I'm sorry that you are having to go through this time.

 

 

~Diana~

iVillage Member
Registered: 02-18-2004
Wed, 04-05-2006 - 5:47pm
Thanks for reading Diana. When I was in high school I was anorexic and at 5'5" was only 100 LBS. I had all the classics, bad body self-image. A few friends that said something negative about my body, and that was all it took for me to have issues. Now, as an adult I don't know that I would say that I am anorexic as I don't stop eating due to wanting to lose weight or change my body shape. I'm currently 119 and I think that's not bad for 2 kids and mid-30's. Now, i control my eating for very different reasons and actually don't want to lose weight. It just feels really good to restrict, like empowering. It's a rush and it helps me redirect focus.

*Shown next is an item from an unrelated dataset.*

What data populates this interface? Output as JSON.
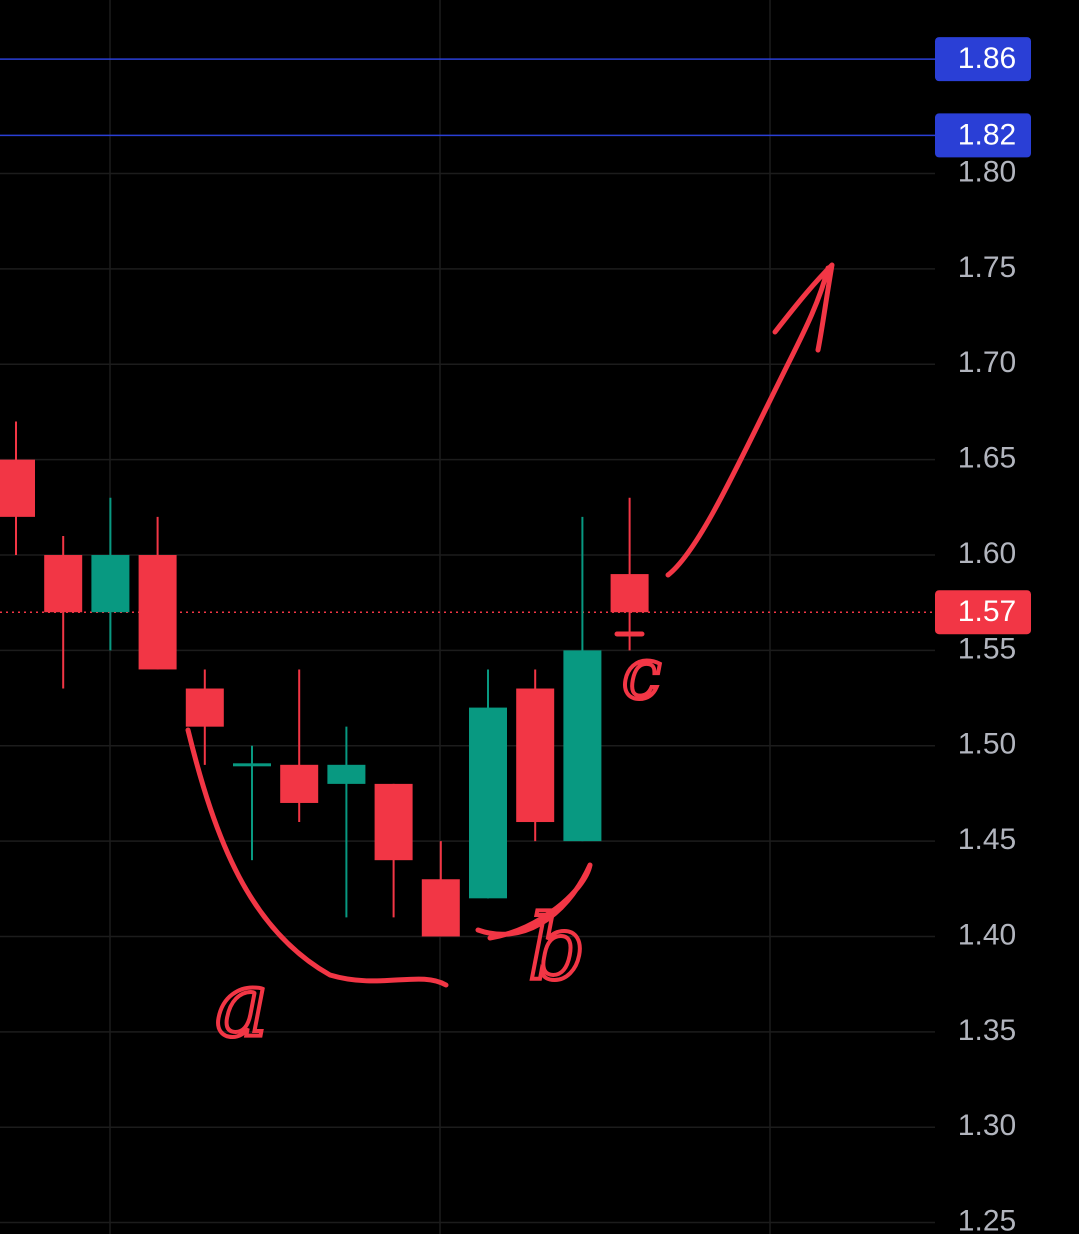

No, I haven't seen a counselor and unfortuantely I have to be around family over Easter and I don't want them to give me any stress about losing weight. I think that I'm going to try to make a bargain with me self. I'm going to let myself do it through the weekend and not feel guilty and then re=evaluate if i need to take further steps on Monday.
Thanks so much, bay
iVillage Member
Registered: 09-06-2005
Thu, 04-06-2006 - 11:55am

Good luck over Easter, bay -- I too am seeing relatives and have one sister that ... well let's just say she compares.